Камера кажется на четыре шага меньше, ибо ты слишком быстро натыкаешься спиной на стену и сползаешь вниз, уставившись пустыми глазами куда-то вперед, будто бы заглядывая в глубину сознания, где ты, Освальд, ничего кроме своей гнили в обильном количестве уже не найдешь. А теперь хочешь самое неприятное? Кто оставался с тобой все эти года, несмотря на то каким гавнюком по отношению к нему ты был? — Элиас — Кого ты обидел еще больше и совсем недавно, помнишь, как зажимал рот кулаком, лишь бы не заорать с ним в унисон от своего кромешного сволочизма, твоего «хочу – беру – о других не думаю», — Элиас.
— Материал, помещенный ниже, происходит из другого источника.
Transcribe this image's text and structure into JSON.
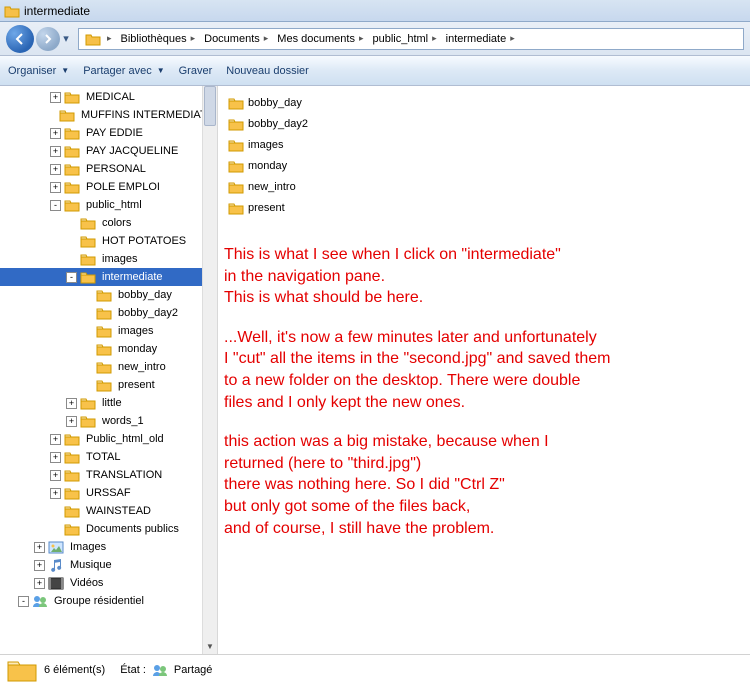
{
  "window_title": "intermediate",
  "breadcrumbs": [
    "Bibliothèques",
    "Documents",
    "Mes documents",
    "public_html",
    "intermediate"
  ],
  "commands": {
    "organize": "Organiser",
    "share": "Partager avec",
    "burn": "Graver",
    "newfolder": "Nouveau dossier"
  },
  "tree": [
    {
      "label": "MEDICAL",
      "depth": 1,
      "exp": "+"
    },
    {
      "label": "MUFFINS INTERMEDIATE",
      "depth": 1,
      "exp": ""
    },
    {
      "label": "PAY EDDIE",
      "depth": 1,
      "exp": "+"
    },
    {
      "label": "PAY JACQUELINE",
      "depth": 1,
      "exp": "+"
    },
    {
      "label": "PERSONAL",
      "depth": 1,
      "exp": "+"
    },
    {
      "label": "POLE EMPLOI",
      "depth": 1,
      "exp": "+"
    },
    {
      "label": "public_html",
      "depth": 1,
      "exp": "-"
    },
    {
      "label": "colors",
      "depth": 2,
      "exp": ""
    },
    {
      "label": "HOT POTATOES",
      "depth": 2,
      "exp": ""
    },
    {
      "label": "images",
      "depth": 2,
      "exp": ""
    },
    {
      "label": "intermediate",
      "depth": 2,
      "exp": "-",
      "selected": true
    },
    {
      "label": "bobby_day",
      "depth": 3,
      "exp": ""
    },
    {
      "label": "bobby_day2",
      "depth": 3,
      "exp": ""
    },
    {
      "label": "images",
      "depth": 3,
      "exp": ""
    },
    {
      "label": "monday",
      "depth": 3,
      "exp": ""
    },
    {
      "label": "new_intro",
      "depth": 3,
      "exp": ""
    },
    {
      "label": "present",
      "depth": 3,
      "exp": ""
    },
    {
      "label": "little",
      "depth": 2,
      "exp": "+"
    },
    {
      "label": "words_1",
      "depth": 2,
      "exp": "+"
    },
    {
      "label": "Public_html_old",
      "depth": 1,
      "exp": "+"
    },
    {
      "label": "TOTAL",
      "depth": 1,
      "exp": "+"
    },
    {
      "label": "TRANSLATION",
      "depth": 1,
      "exp": "+"
    },
    {
      "label": "URSSAF",
      "depth": 1,
      "exp": "+"
    },
    {
      "label": "WAINSTEAD",
      "depth": 1,
      "exp": ""
    },
    {
      "label": "Documents publics",
      "depth": 1,
      "exp": ""
    },
    {
      "label": "Images",
      "depth": 0,
      "exp": "+",
      "icon": "pic"
    },
    {
      "label": "Musique",
      "depth": 0,
      "exp": "+",
      "icon": "mus"
    },
    {
      "label": "Vidéos",
      "depth": 0,
      "exp": "+",
      "icon": "vid"
    },
    {
      "label": "Groupe résidentiel",
      "depth": -1,
      "exp": "-",
      "icon": "grp"
    }
  ],
  "files": [
    "bobby_day",
    "bobby_day2",
    "images",
    "monday",
    "new_intro",
    "present"
  ],
  "annotation": {
    "p1": "This is what I see when I click on \"intermediate\"\nin the navigation pane.\nThis is what should be here.",
    "p2": "...Well, it's now a few minutes later and unfortunately\nI \"cut\" all the items in the \"second.jpg\" and saved them\nto a new folder on the desktop. There were double\nfiles and I only kept the new ones.",
    "p3": "this action was a big mistake, because when I\nreturned (here to \"third.jpg\")\nthere was nothing here. So I did \"Ctrl Z\"\nbut only got some of the files back,\nand of course, I still have the problem."
  },
  "status": {
    "count": "6 élément(s)",
    "state_label": "État :",
    "shared": "Partagé"
  }
}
Всё становиться на свои места, правда? А теперь вот тебе последнее: ты можешь уже не выйти из этой камеры за то преступление, которое даже не считаешь своим самым кошмарным? Что такое убийство какого-то такого же морального урода как ты по сравнению со всем этим другим? Знаешь, может оно и хорошо, ибо, следя за тенденцией ты мог превратиться в Роберта уже совсем скоро. Орать на брата, пить, не вставая со своего кресла, а если бы кто-то посмел с тобой поспорить, бить, и сразу в лицо. Тебе уже ничего не исправить, поздно, слишком поздно. Раны нанесены, а ты в тюряге и там останешься, и выйдешь уже не скоро. Так всем будет лучше, гораздо. Ты прекрасно научился скрывать свою личину сволоча за маской обеспокоенного и любящего брата и друга, но мы то знаем, кто ты на самом деле и что ты тянешь всех своих близких на дно за собой. Голова начинает раскалываться почти физически. Становиться совсем душно, ты прерывисто часто дышишь ртом, задыхаясь собственными мыслями, и боясь пошевелиться. Может оно и лучше, может тебе и следует сгнить в камере, чтобы больше никого не покалечить. Ты заслужил это наказание.